Si algo hay común a todos los humanos ello es confundir nuestros deseos con la realidad. Nos hacemos una idea y creemos que se corresponde con lo real. Así nos engañamos una y otra vez pensando que nuestras fantasías, nuestra interpretación de los hechos, nuestra visión de la vida, nuestros pensamientos sobre las cosas son una imagen certera del mundo exterior, que se va a comportar como a nosotros nos gustaría. Eso nos pasa a todos. Pero si ya es grave y penoso para las personas corrientes en su cotidianidad, que tropiezan una y otra vez con la misma piedra porque pensaron que los demás se comportarían como ellos deseaban, mucho peor es que eso le pase a individuos que pretenden ocupar (o que ocupan) un puesto de relevancia política o social.
Vemos ejemplos de esta deformación cada día. Un presidente de gobierno que está convencido de que «España va bien», porque él así lo desea. Un grupo de personas que discrepan en el seno de un partido y automáticamente deciden crear otro pensando que las masas van a seguirlas de manera incondicional. Un líder que se cabrea con sus correligionarios y anuncia a bombo y platillo que se marcha creyendo que basta su sólo nombre para encabezar un nuevo movimiento social. Luego vemos que esos iluminados fracasan estentóreamente porque resulta que han confundido sus deseos con la realidad. Eso le pasó a Miquel Roca y su «Operación Reformista» en 1986; le pasó a Pilar Rahola y Angel Colom con su prematuro PI en 1996; les pasó a Esquerra Unida i Alternativa, (EUiA) grupo del que muchos se preguntan todavía quiénes son; le pasó a Joan Carretero al escindirse de Esquerra Republicana para formar Reagrupament; y les pasará también a los de MES, el partido escindido del PSC y ya veremos en qué acaba toda la movida de Izquierda Unida y el PCE.

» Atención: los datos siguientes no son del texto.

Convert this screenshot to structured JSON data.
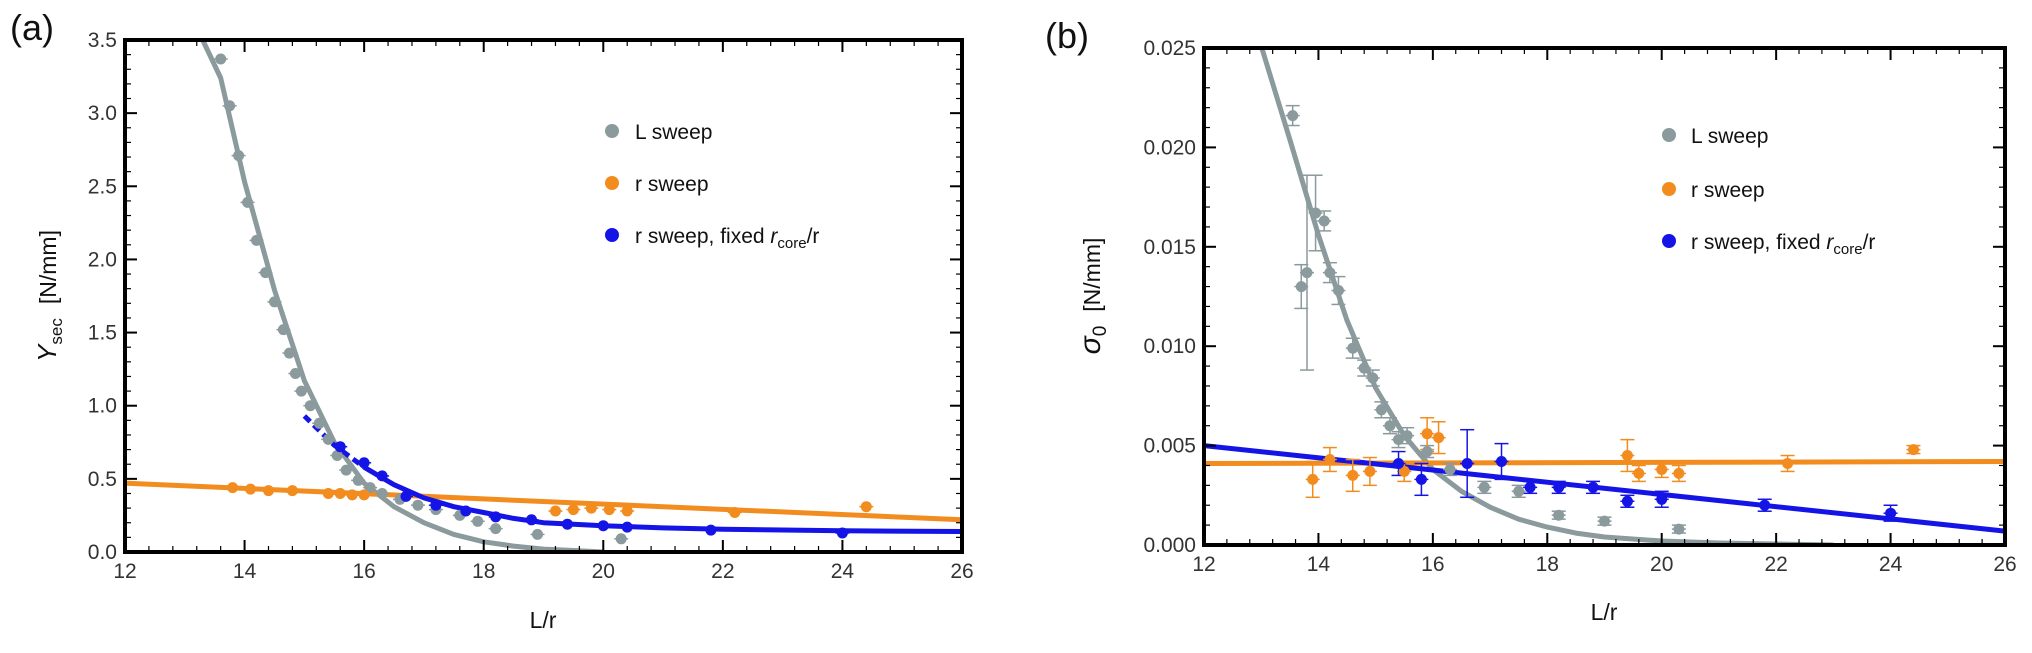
{
  "colors": {
    "gray": "#8a9a9d",
    "orange": "#f28c1e",
    "blue": "#1414e6"
  },
  "chart_data": [
    {
      "panel": "(a)",
      "type": "scatter",
      "xlabel": "L/r",
      "ylabel_main": "Y",
      "ylabel_sub": "sec",
      "ylabel_unit": "[N/mm]",
      "xlim": [
        12,
        26
      ],
      "ylim": [
        0,
        3.5
      ],
      "xticks": [
        "12",
        "14",
        "16",
        "18",
        "20",
        "22",
        "24",
        "26"
      ],
      "yticks": [
        "0.0",
        "0.5",
        "1.0",
        "1.5",
        "2.0",
        "2.5",
        "3.0",
        "3.5"
      ],
      "legend": {
        "position": "upper-right",
        "entries": [
          "L sweep",
          "r sweep",
          "r sweep, fixed "
        ],
        "entry3_italic": "r",
        "entry3_sub": "core",
        "entry3_tail": "/r"
      },
      "series": [
        {
          "name": "L sweep",
          "color": "gray",
          "points": [
            [
              13.6,
              3.37
            ],
            [
              13.75,
              3.05
            ],
            [
              13.9,
              2.71
            ],
            [
              14.05,
              2.39
            ],
            [
              14.2,
              2.13
            ],
            [
              14.35,
              1.91
            ],
            [
              14.5,
              1.71
            ],
            [
              14.65,
              1.52
            ],
            [
              14.75,
              1.36
            ],
            [
              14.85,
              1.22
            ],
            [
              14.95,
              1.1
            ],
            [
              15.1,
              1.0
            ],
            [
              15.25,
              0.88
            ],
            [
              15.4,
              0.77
            ],
            [
              15.55,
              0.66
            ],
            [
              15.7,
              0.56
            ],
            [
              15.9,
              0.49
            ],
            [
              16.1,
              0.44
            ],
            [
              16.3,
              0.4
            ],
            [
              16.6,
              0.36
            ],
            [
              16.9,
              0.32
            ],
            [
              17.2,
              0.29
            ],
            [
              17.6,
              0.25
            ],
            [
              17.9,
              0.21
            ],
            [
              18.2,
              0.16
            ],
            [
              18.9,
              0.12
            ],
            [
              20.3,
              0.09
            ]
          ]
        },
        {
          "name": "r sweep",
          "color": "orange",
          "points": [
            [
              13.8,
              0.44
            ],
            [
              14.1,
              0.43
            ],
            [
              14.4,
              0.42
            ],
            [
              14.8,
              0.42
            ],
            [
              15.4,
              0.4
            ],
            [
              15.6,
              0.4
            ],
            [
              15.8,
              0.39
            ],
            [
              16.0,
              0.39
            ],
            [
              19.2,
              0.28
            ],
            [
              19.5,
              0.29
            ],
            [
              19.8,
              0.3
            ],
            [
              20.1,
              0.29
            ],
            [
              20.4,
              0.28
            ],
            [
              22.2,
              0.27
            ],
            [
              24.4,
              0.31
            ]
          ]
        },
        {
          "name": "r sweep, fixed r_core/r",
          "color": "blue",
          "points": [
            [
              15.6,
              0.72
            ],
            [
              16.0,
              0.61
            ],
            [
              16.3,
              0.52
            ],
            [
              16.7,
              0.38
            ],
            [
              17.2,
              0.32
            ],
            [
              17.7,
              0.28
            ],
            [
              18.2,
              0.24
            ],
            [
              18.8,
              0.22
            ],
            [
              19.4,
              0.19
            ],
            [
              20.0,
              0.18
            ],
            [
              20.4,
              0.17
            ],
            [
              21.8,
              0.15
            ],
            [
              24.0,
              0.13
            ]
          ]
        }
      ],
      "fits": [
        {
          "color": "gray",
          "x": [
            13.3,
            13.6,
            14.0,
            14.5,
            15.0,
            15.5,
            16.0,
            16.5,
            17.0,
            17.5,
            18.0,
            18.5,
            19.0,
            19.5,
            20.0
          ],
          "y": [
            3.5,
            3.24,
            2.53,
            1.79,
            1.17,
            0.75,
            0.47,
            0.31,
            0.2,
            0.12,
            0.07,
            0.04,
            0.02,
            0.01,
            0.0
          ]
        },
        {
          "color": "orange",
          "x": [
            12,
            26
          ],
          "y": [
            0.47,
            0.22
          ]
        },
        {
          "color": "blue",
          "dashed_from": 15.0,
          "x": [
            15.0,
            15.5,
            16.0,
            16.5,
            17.0,
            17.5,
            18.0,
            18.5,
            19.0,
            20.0,
            21.0,
            22.0,
            24.0,
            26.0
          ],
          "y": [
            0.93,
            0.73,
            0.58,
            0.46,
            0.37,
            0.31,
            0.27,
            0.23,
            0.2,
            0.18,
            0.165,
            0.155,
            0.145,
            0.14
          ]
        }
      ]
    },
    {
      "panel": "(b)",
      "type": "scatter",
      "xlabel": "L/r",
      "ylabel_main": "σ",
      "ylabel_sub": "0",
      "ylabel_unit": "[N/mm]",
      "xlim": [
        12,
        26
      ],
      "ylim": [
        0,
        0.025
      ],
      "xticks": [
        "12",
        "14",
        "16",
        "18",
        "20",
        "22",
        "24",
        "26"
      ],
      "yticks": [
        "0.000",
        "0.005",
        "0.010",
        "0.015",
        "0.020",
        "0.025"
      ],
      "legend": {
        "position": "upper-right",
        "entries": [
          "L sweep",
          "r sweep",
          "r sweep, fixed "
        ],
        "entry3_italic": "r",
        "entry3_sub": "core",
        "entry3_tail": "/r"
      },
      "series": [
        {
          "name": "L sweep",
          "color": "gray",
          "points": [
            [
              13.55,
              0.0216,
              0.0005
            ],
            [
              13.7,
              0.013,
              0.0011
            ],
            [
              13.8,
              0.0137,
              0.0049
            ],
            [
              13.95,
              0.0167,
              0.0019
            ],
            [
              14.1,
              0.0163,
              0.0005
            ],
            [
              14.2,
              0.0137,
              0.0005
            ],
            [
              14.35,
              0.0128,
              0.0007
            ],
            [
              14.6,
              0.0099,
              0.0005
            ],
            [
              14.8,
              0.0089,
              0.0004
            ],
            [
              14.95,
              0.0084,
              0.0004
            ],
            [
              15.1,
              0.0068,
              0.0004
            ],
            [
              15.25,
              0.006,
              0.0004
            ],
            [
              15.4,
              0.0053,
              0.0004
            ],
            [
              15.55,
              0.0055,
              0.0004
            ],
            [
              15.9,
              0.0047,
              0.0003
            ],
            [
              16.3,
              0.0038,
              0.0003
            ],
            [
              16.9,
              0.0029,
              0.0003
            ],
            [
              17.5,
              0.0027,
              0.0003
            ],
            [
              18.2,
              0.0015,
              0.0002
            ],
            [
              19.0,
              0.0012,
              0.0002
            ],
            [
              20.3,
              0.0008,
              0.0002
            ]
          ]
        },
        {
          "name": "r sweep",
          "color": "orange",
          "points": [
            [
              13.9,
              0.0033,
              0.0009
            ],
            [
              14.2,
              0.0043,
              0.0006
            ],
            [
              14.6,
              0.0035,
              0.0008
            ],
            [
              14.9,
              0.0037,
              0.0007
            ],
            [
              15.5,
              0.0037,
              0.0005
            ],
            [
              15.9,
              0.0056,
              0.0008
            ],
            [
              16.1,
              0.0054,
              0.0008
            ],
            [
              19.4,
              0.0045,
              0.0008
            ],
            [
              19.6,
              0.0036,
              0.0004
            ],
            [
              20.0,
              0.0038,
              0.0004
            ],
            [
              20.3,
              0.0036,
              0.0004
            ],
            [
              22.2,
              0.0041,
              0.0004
            ],
            [
              24.4,
              0.0048,
              0.0002
            ]
          ]
        },
        {
          "name": "r sweep, fixed r_core/r",
          "color": "blue",
          "points": [
            [
              15.4,
              0.0041,
              0.0006
            ],
            [
              15.8,
              0.0033,
              0.0008
            ],
            [
              16.6,
              0.0041,
              0.0017
            ],
            [
              17.2,
              0.0042,
              0.0009
            ],
            [
              17.7,
              0.0029,
              0.0003
            ],
            [
              18.2,
              0.0029,
              0.0003
            ],
            [
              18.8,
              0.0029,
              0.0003
            ],
            [
              19.4,
              0.0022,
              0.0003
            ],
            [
              20.0,
              0.0023,
              0.0004
            ],
            [
              21.8,
              0.002,
              0.0003
            ],
            [
              24.0,
              0.0016,
              0.0004
            ]
          ]
        }
      ],
      "fits": [
        {
          "color": "gray",
          "x": [
            13.0,
            13.5,
            14.0,
            14.5,
            15.0,
            15.5,
            16.0,
            16.5,
            17.0,
            17.5,
            18.0,
            18.5,
            19.0,
            20.0,
            21.0,
            22.0,
            23.0
          ],
          "y": [
            0.0251,
            0.0204,
            0.0156,
            0.0113,
            0.0079,
            0.0055,
            0.0038,
            0.0027,
            0.0019,
            0.0013,
            0.0009,
            0.0006,
            0.0004,
            0.0002,
            0.0001,
            5e-05,
            0.0
          ]
        },
        {
          "color": "orange",
          "x": [
            12,
            26
          ],
          "y": [
            0.0041,
            0.0042
          ]
        },
        {
          "color": "blue",
          "x": [
            12,
            26
          ],
          "y": [
            0.005,
            0.0007
          ]
        }
      ]
    }
  ]
}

El resultado es que los partidos políticos -sobre todo los de izquierda- se desintegran y si alguno de ellos tenía opción de ganar, la pierden. Y pierden todos, los que se quedan y los que se van. Y cuando la sociedad está hastiada de ese batiburrillo de luminarias a los que sólo conocen en su casa a la hora de comer, aparece alguien que dice lo que la gente quiere oír y se hace el amo del cotarro, llámese Pablo Iglesias o Carme Forcadell.
Confundir los deseos con la realidad es muy humano, pero reincidir en el error, una y otra vez, es de imbéciles.